Few have any idea how the great musical inspirations of that time pervade our music. Here is one example. Listen to John Coltrane's A Love Supreme - Resolution (live footage of the master himself) and you will hear the same mode, chords, even the same key as Lotus Land. This is not coincidental. The advanced harmony of French Impressionist music like Debussy, Ravel and Satie entered modern Jazz to pervade the 1950s and 1960s work of Miles Davis, Bill Evans, Coltrane etc. And so did the deep spiritual influences within this music. 

Scott was very much a part of the turn of the century ferment of music, art and spirituality. Like many artists of his time, Cyril Scott was a Theosophist. And this is probably why the English establishment could not relate to him as to a national treasure like Ralph Vaughan Williams or an obviously 'important' composer in historical terms like Benjamin Britten. (RVW was a great composer, but he exemplified an 'Englishness' that tends to make him inaccessible to mainstream European sentiment. Britten, a prodigious genius, will be the subject of a later blog). 

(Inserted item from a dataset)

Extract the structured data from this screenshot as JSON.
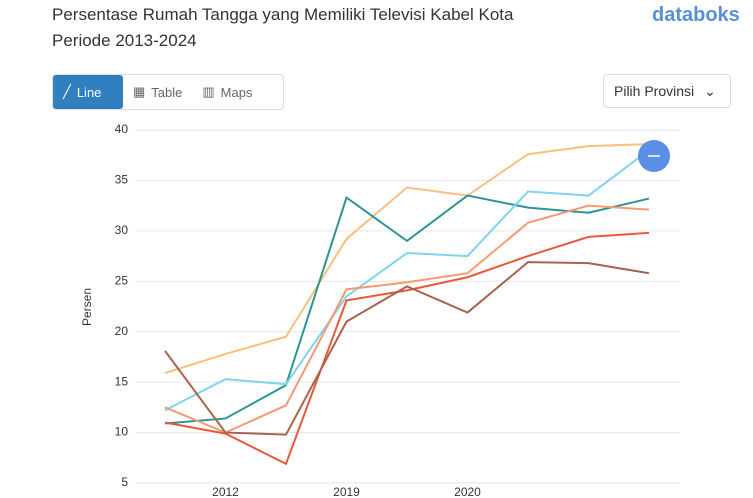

Alongside his prolific musical career, Scott wrote books on occultism, nutritional theory and other subjects; he was also a poet. Some idea of his range can be gained from this website. Scott is best known for his trilogy of works beginning with The Initiate, written in 1920. I have just reread The Initiate and it is without doubt one of the best of all Theosophical books. The first half is a series of impressions of an advanced English yogi with deep knowledge of Yog Vidya, referred to under the pseudonym of Justin Moreward Haig. JMH operates as a kind of benevolent trickster in English high society, cajoling people into discovering the happiness that comes from acknowledging unity, identification with the soul within, and abandoning vanity and selfishness, which then leads naturally on to spiritual practice. Fascinatingly, one of his main targets was sexual jealousy and the rigid English fear of expressing love, at least in England circa 1910. The second half is a magical parable or fairytale called The Circuitous Journey. 

JMH comes across as a philosopher-sage, a very English Boddhisattva. To this day, rather like Castaneda's Don Juan, speculation rages as to whether there was any such person as JMH. But the proof of the pudding is that his personality rings true. This book, and its two successors The Initiate In the New World, and The Initiate In The Dark Cycle, were written when the Theosophical Society seemed to be going through a crisis. Annie Besant and C. W. Leadbeater had announced that the young Indian boy Krishnamurti was the mouthpiece of the World Teacher. The Theosophists conflated this concept with the coming of the Maitreya and in a way with the reappearance of Christ, as so often using the name Christ word with a sneakily tweaked Theosophical meaning. Up to 250,000 people joined the Order of the Star of the East before Krishnamurti himself declared he was not who all these people thought he was and disbanded the order in 1929. 

Great western occultists like Rudolf Steiner and Dion Fortune ultimately left the Theosophical Society because of this unfortunate direction. To this day the New Age influenced by pop-Theosophy churns out all kinds of rubbish in the holy names of Christ and Maitreya. Yet there were those within Theosophy who tried to keep the Society to its original course. Scott and his circle were among the best.

The fate of the Theosophical Society and its relation to the substantially failed New Age movement is another story. Yet to return to the criminal neglect of Cyril Scott: it must be said, the English are barbarians. Lacking the brilliant intellectual culture of the Scots, the incomparable verbal dexterity and arch playfulness of the Irish, and the mysticism of those who self-identify as Celts, our culture is a mystery. The English can either be visionaries or total materialists; we are not thinkers, but we are inspired inventors. Without the Bible, poetry and some sense of connection to the stories of our land, we perish. I wish it were not so, but there it is. 

The English must return to William Blake and the 'mad' religious poets; to Shakespeare and then to the Romantics; and above all to its folk tradition. It must rediscover its Arthurian and Christian Mystic roots and thus, taking its place in Christendom, go forth to meet the East in fraternity. There is a finite time this can be accomplished. Albion, awake!